First question: Is a .002 neck tension appropriate for a hunting rifle?
I have always used standard FL dies with expander balls, so I have never done anything other than 'no crimp'. Will a lighter .001-.002 tension properly hold bullets in place while loaded in the magazine and rifle strapped to a pack? Or when bullets are fed into the chamber?

Now to answer some questions:
I clean my brass in a tumbler, using walnut hulls mainly, but just switched back to corn cob media [lil cleaner]. I do lube my cases prior to sizing and use only Hornady One Shot spray lube with cases standing upright when applying. I do trim brass as needed. Historically have used just the Lee hand trimmers. Just bought a Hornady case trimmer, but haven't used it yet, haven't needed to yet.

I started with a Lee balance beam scale, but upgraded to a RCBS Chargemaster a few years back. It sounds like I need to revisit the balance beam again.

Myself and my shooting buddies like to stick to Hodgdon powders if possible. I have and do use other brands as needed to look for better accuracy and consistency. I have no allegiance in primers, it usually boils down to what i have on hand or can find.

I usually start by running a pressure test, working up to find pressure signs in brass, primer or bolt lift and then back off from there.
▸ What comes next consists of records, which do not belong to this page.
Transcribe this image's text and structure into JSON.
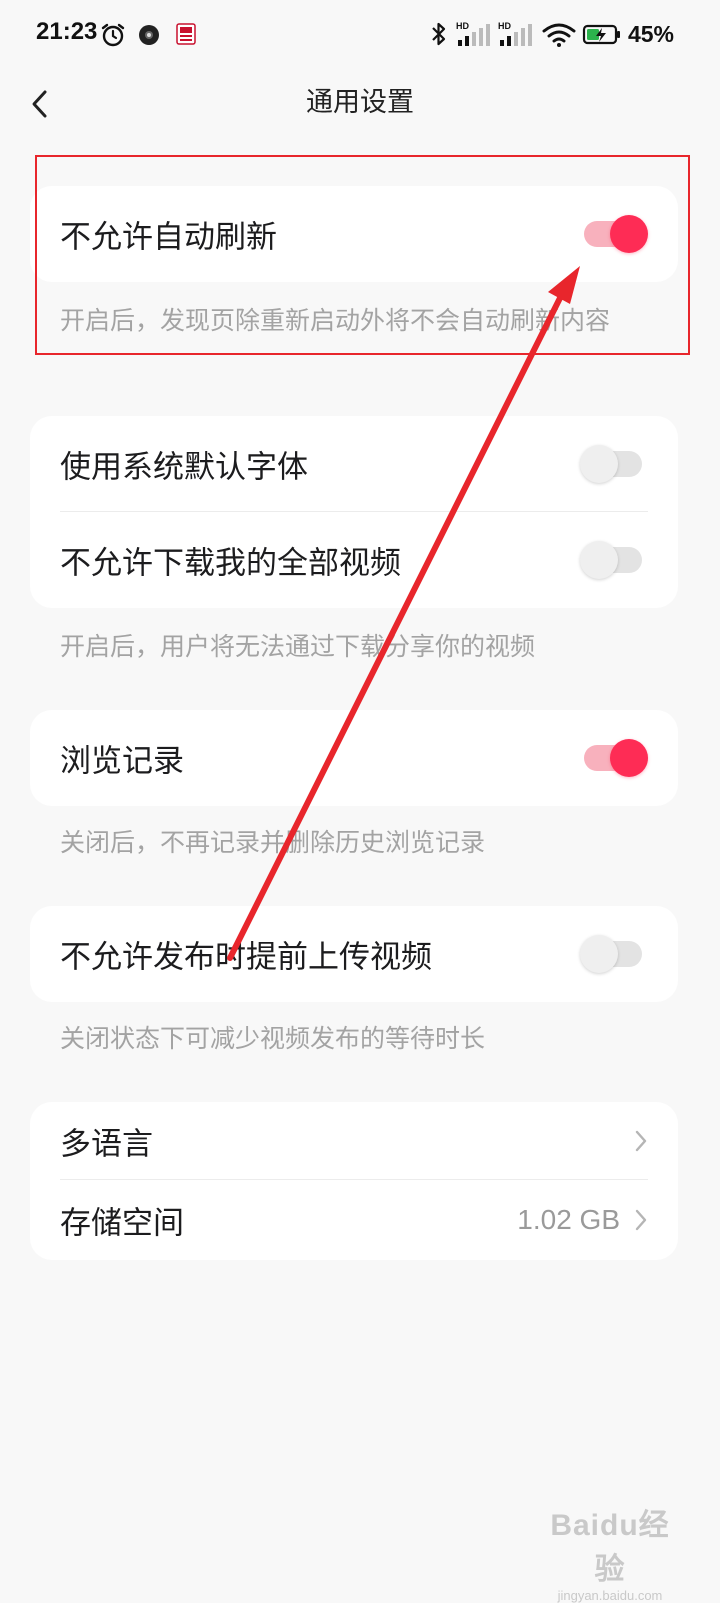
{
  "status_bar": {
    "time": "21:23",
    "battery_percent": "45%",
    "battery_level": 0.45,
    "icons": [
      "alarm-icon",
      "camera-notification-icon",
      "app-notification-icon",
      "bluetooth-icon",
      "signal-icon",
      "signal-icon",
      "wifi-icon",
      "battery-charging-icon"
    ]
  },
  "nav": {
    "title": "通用设置",
    "back_icon": "chevron-left-icon"
  },
  "groups": {
    "auto_refresh": {
      "label": "不允许自动刷新",
      "toggle_on": true,
      "hint": "开启后，发现页除重新启动外将不会自动刷新内容"
    },
    "fonts_download": {
      "system_font_label": "使用系统默认字体",
      "system_font_on": false,
      "download_label": "不允许下载我的全部视频",
      "download_on": false,
      "hint": "开启后，用户将无法通过下载分享你的视频"
    },
    "history": {
      "label": "浏览记录",
      "toggle_on": true,
      "hint": "关闭后，不再记录并删除历史浏览记录"
    },
    "upload": {
      "label": "不允许发布时提前上传视频",
      "toggle_on": false,
      "hint": "关闭状态下可减少视频发布的等待时长"
    },
    "misc": {
      "language_label": "多语言",
      "storage_label": "存储空间",
      "storage_value": "1.02 GB"
    }
  },
  "colors": {
    "accent": "#fe2c55",
    "annotation": "#e8262c",
    "background": "#f8f8f8"
  },
  "watermark": {
    "logo": "Baidu经验",
    "url": "jingyan.baidu.com"
  }
}
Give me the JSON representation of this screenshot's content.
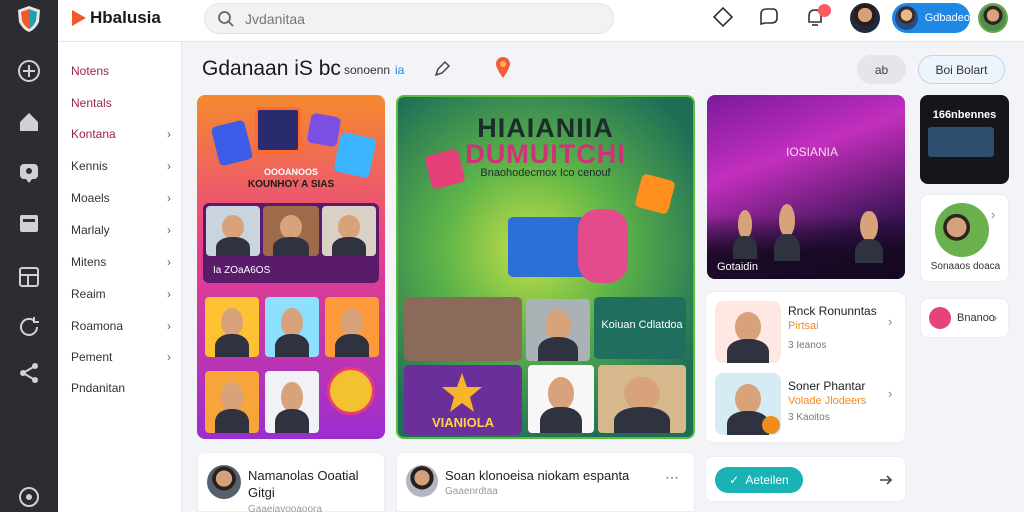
{
  "app": {
    "name": "Hbalusia"
  },
  "search": {
    "placeholder": "Jvdanitaa"
  },
  "user": {
    "pill_label": "Gdbadeo"
  },
  "nav": {
    "items": [
      {
        "label": "Notens",
        "chevron": false,
        "active": true
      },
      {
        "label": "Nentals",
        "chevron": false,
        "active": true
      },
      {
        "label": "Kontana",
        "chevron": true,
        "active": true
      },
      {
        "label": "Kennis",
        "chevron": true,
        "active": false
      },
      {
        "label": "Moaels",
        "chevron": true,
        "active": false
      },
      {
        "label": "Marlaly",
        "chevron": true,
        "active": false
      },
      {
        "label": "Mitens",
        "chevron": true,
        "active": false
      },
      {
        "label": "Reaim",
        "chevron": true,
        "active": false
      },
      {
        "label": "Roamona",
        "chevron": true,
        "active": false
      },
      {
        "label": "Pement",
        "chevron": true,
        "active": false
      },
      {
        "label": "Pndanitan",
        "chevron": false,
        "active": false
      }
    ],
    "chevron_glyph": "›"
  },
  "header": {
    "title": "Gdanaan iS bc",
    "subtitle": "sonoenn",
    "subtitle_link": "ia",
    "btn_gray": "ab",
    "btn_outline": "Boi Bolart"
  },
  "cards": {
    "c1": {
      "banner": "KOUNHOY A SIAS",
      "banner_top": "OOOANOOS",
      "band_label": "Ia ZOaA6OS"
    },
    "c2": {
      "title_line1": "HIAIANIIA",
      "title_line2": "DUMUITCHI",
      "subtitle": "Bnaohodecmox Ico cenouf",
      "panel_text": "Koiuan Cdlatdoa",
      "game_label": "VIANIOLA"
    },
    "c3": {
      "sign": "IOSIANIA",
      "caption": "Gotaidin"
    },
    "c4": {
      "title": "166nbennes"
    },
    "friends": {
      "label": "Sonaaos doaca"
    },
    "mini": {
      "label": "Bnanoo"
    },
    "profiles": [
      {
        "name": "Rnck Ronunntas",
        "role": "Pirtsai",
        "meta": "3 Ieanos"
      },
      {
        "name": "Soner Phantar",
        "role": "Volade Jlodeers",
        "meta": "3 Kaoitos"
      }
    ],
    "action": {
      "label": "Aeteilen"
    },
    "posts": [
      {
        "title": "Namanolas Ooatial",
        "title2": "Gitgi",
        "meta": "Gaaeiavooaoora"
      },
      {
        "title": "Soan klonoeisa niokam espanta",
        "meta": "Gaaenrdtaa"
      }
    ]
  },
  "colors": {
    "accent": "#1e88e5",
    "nav_active": "#9b2255",
    "brand": "#f05a28",
    "teal": "#1ab3b5",
    "orange": "#f28c1c"
  }
}
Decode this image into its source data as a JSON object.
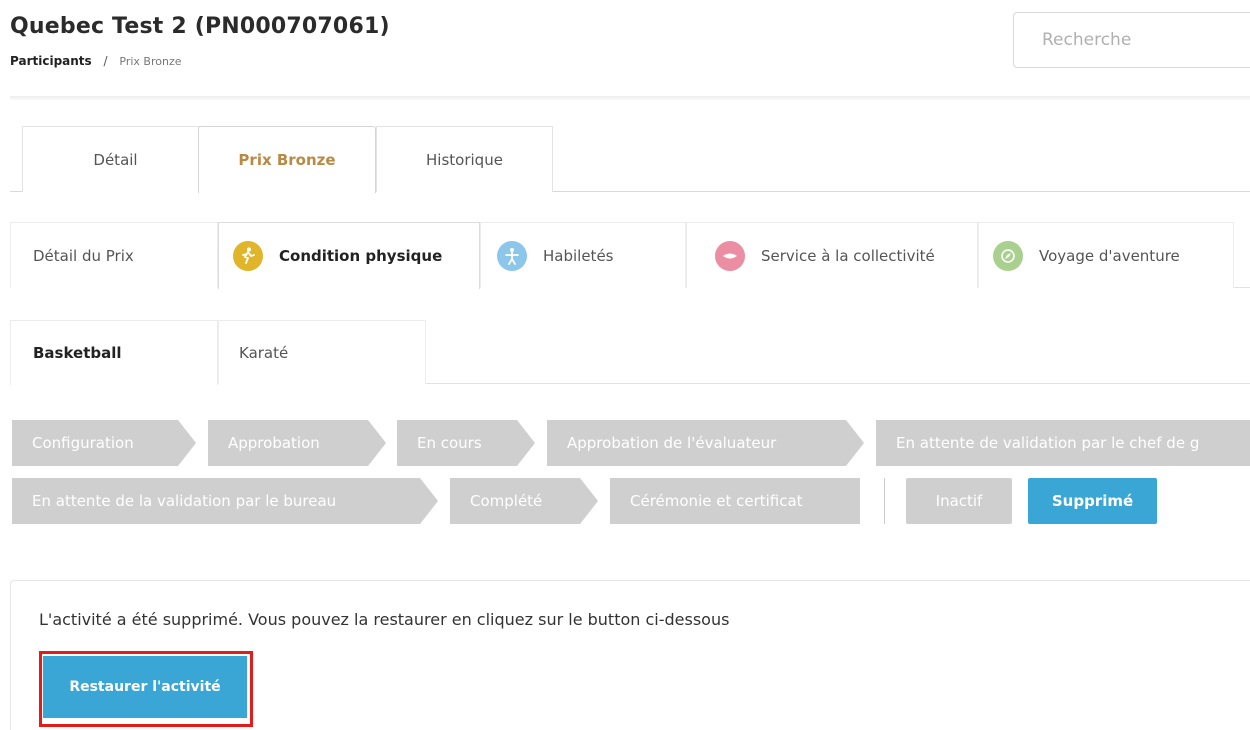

I like the idea of high side case capacities for uniformity of burning. Find the seating depth node based on accuracy on paper. Starting on the lands or mag length, then backing off in increments of .030-.040" and then fine tuning around whichever major increment shows the best promise.

A few of our latest recipes:
Savage LRH, Nosler Brass, WLRM primer
7mmRemMag, 69.8gr H1000, 162gr ELD-X [.070" jump]. 0.3-0.5MOA
SD15/ES45

03 Springfield Custom, Nosler Brass, WLR primer
280AI, 60gr H4831SC, 150grAccubondLR [0.070" jump] 0.5-0.7MOA
SD21/ES67

Buddies Savage [different chrono, same reloading methods]
300WSM, 62gr H4350, 200gr ELD-X, Norma Brass, TullAmmo primer
SD18/ES57
300WSM, 64gr H4350, 178gr ELD-X, Norma Brass, TullAmmo primer
SD15/ES46

Working on another batch for the weekend.
I tried cleaning necks with a brush. And I did polish the expander ball.